Here’s my challenge to Epstein, and to Cooper Union: find me one person — just one — who (a) believes this version of events, and (b) isn’t a member of Cooper’s Board of Trustees, either now or when the decisions were made. In fact, I would be astonished if even a majority of the current board would agree that the new building was helpful rather than harmful, financially. You just need to look at it to see how much of a white elephant it is; you don’t need to know that the engineering faculty — which mainly uses the new building — voted against it twice, and that the myth about the new building being required in order for Cooper to keep its accreditation is, well, let’s just say that none of the faculty believes it.

The reality is that you don’t need to know anything about the building at all in order to understand that you can’t take Epstein at face value here. All you need to know you can be found in one sentence from the official Cooper Union FAQ:

The MetLife pre-payment penalty for the 30-year loan is approximately $81 million (as of August 2012).

You read that right: even if some gazillionaire (or capital campaign) dropped $175 million into Cooper’s lap tomorrow, they still couldn’t pay off their $175 million loan: it also has a whopping $81 million prepayment penalty.

The trustees’ story is basically that they expected to be able to pay for the new building through their capital campaign: one of them told James Stewart that the college expected to raise $125 million more than it actually did. And Epstein told me, when I asked what the $175 million was for, that “part of it was used as a bridge loan, while the building was being built, because the moneys from the capital campaign takes years to come in”.

But here’s the question: if the MetLife loan was meant to just be a bridge to future alumni donations, then why was it structured as a 30-year fixed-rate loan with a prepayment penalty of as much as $81 million? The capital campaign ended in 2012, not in 2036.

All of which is a very long-winded way of saying that Cooper’s trustees, who couldn’t be trusted a year ago, still can’t be trusted today — and that so long as Mark Epstein is chairman of the board, the broader Cooper community simply will not rally behind him and give his decision to charge tuition any kind of broad-based legitimacy.

On Friday, Kevin Slavin — one of the most outspoken opponents of charging tuition at Cooper — was elected to the position of alumni trustee for the period from December 2013 to September 2017. Slavin didn’t even run: he was a write-in, a protest at the way in which Cooper’s trustees seem to be unaccountable to anybody. The vote wasn’t for Slavin, so much as it was against Bharucha, and Epstein, and everybody else on the board who has consistently downplayed their own culpability in the Cooper fiasco.

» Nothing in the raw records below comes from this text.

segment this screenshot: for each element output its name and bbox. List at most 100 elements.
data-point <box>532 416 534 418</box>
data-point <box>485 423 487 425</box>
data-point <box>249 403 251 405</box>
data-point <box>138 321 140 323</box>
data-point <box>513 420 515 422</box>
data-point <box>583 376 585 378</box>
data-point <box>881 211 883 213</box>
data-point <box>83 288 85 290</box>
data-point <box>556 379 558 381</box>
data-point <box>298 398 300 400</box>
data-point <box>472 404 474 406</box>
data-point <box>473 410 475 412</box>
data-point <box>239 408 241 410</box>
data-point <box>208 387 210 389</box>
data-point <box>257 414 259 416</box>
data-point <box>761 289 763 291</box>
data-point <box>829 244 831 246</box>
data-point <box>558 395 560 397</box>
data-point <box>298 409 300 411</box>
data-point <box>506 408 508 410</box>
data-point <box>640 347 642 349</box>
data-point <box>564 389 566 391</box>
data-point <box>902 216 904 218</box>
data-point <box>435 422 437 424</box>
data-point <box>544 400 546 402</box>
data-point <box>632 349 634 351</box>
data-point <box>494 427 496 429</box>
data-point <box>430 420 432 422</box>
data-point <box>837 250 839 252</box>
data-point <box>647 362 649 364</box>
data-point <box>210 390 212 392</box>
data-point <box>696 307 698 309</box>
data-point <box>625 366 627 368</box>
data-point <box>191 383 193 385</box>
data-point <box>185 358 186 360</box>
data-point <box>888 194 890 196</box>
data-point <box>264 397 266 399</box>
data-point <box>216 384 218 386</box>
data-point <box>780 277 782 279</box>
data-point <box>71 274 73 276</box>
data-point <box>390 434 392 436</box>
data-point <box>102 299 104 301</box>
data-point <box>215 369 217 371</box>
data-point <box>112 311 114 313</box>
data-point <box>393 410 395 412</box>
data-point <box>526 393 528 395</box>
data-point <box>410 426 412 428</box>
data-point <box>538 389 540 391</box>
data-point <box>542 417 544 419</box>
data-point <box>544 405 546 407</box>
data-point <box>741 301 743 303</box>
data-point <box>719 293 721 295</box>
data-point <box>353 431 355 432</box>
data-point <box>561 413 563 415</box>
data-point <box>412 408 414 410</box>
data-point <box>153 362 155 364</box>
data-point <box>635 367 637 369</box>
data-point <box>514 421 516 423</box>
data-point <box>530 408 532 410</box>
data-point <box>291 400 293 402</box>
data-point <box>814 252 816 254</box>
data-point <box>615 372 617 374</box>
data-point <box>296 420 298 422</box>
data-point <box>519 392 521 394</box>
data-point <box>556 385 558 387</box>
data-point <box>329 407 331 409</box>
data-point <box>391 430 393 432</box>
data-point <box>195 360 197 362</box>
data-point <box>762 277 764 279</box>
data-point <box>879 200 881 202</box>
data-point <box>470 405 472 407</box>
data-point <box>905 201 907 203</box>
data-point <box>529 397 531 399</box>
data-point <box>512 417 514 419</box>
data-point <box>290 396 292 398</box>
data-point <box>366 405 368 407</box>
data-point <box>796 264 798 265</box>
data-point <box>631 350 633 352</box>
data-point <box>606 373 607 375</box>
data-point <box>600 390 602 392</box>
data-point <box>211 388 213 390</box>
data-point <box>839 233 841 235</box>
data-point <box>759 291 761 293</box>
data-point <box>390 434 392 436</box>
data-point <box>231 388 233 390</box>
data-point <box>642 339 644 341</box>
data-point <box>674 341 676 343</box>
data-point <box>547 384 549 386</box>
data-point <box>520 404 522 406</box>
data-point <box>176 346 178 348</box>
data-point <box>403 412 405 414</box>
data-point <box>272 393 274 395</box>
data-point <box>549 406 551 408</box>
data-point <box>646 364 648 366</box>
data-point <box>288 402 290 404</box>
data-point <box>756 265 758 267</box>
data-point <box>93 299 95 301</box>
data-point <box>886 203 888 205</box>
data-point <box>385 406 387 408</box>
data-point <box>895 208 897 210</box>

Charging tuition doesn’t solve Cooper’s financial problems — far from it. In order for Cooper to get onto a sustainable footing, it’s going to need to regain the admiration of multiple constituencies, including current students, alumni, current faculty, and prospective students. It’s pretty clear that the board isn’t going to get that support by blustering and stonewalling and pretending that they didn’t do anything wrong. So maybe, if and when Bharucha manages to find a new communications chief, that person could start by persuading the board to give a full explanation of — and take full responsibility for — everything which went wrong.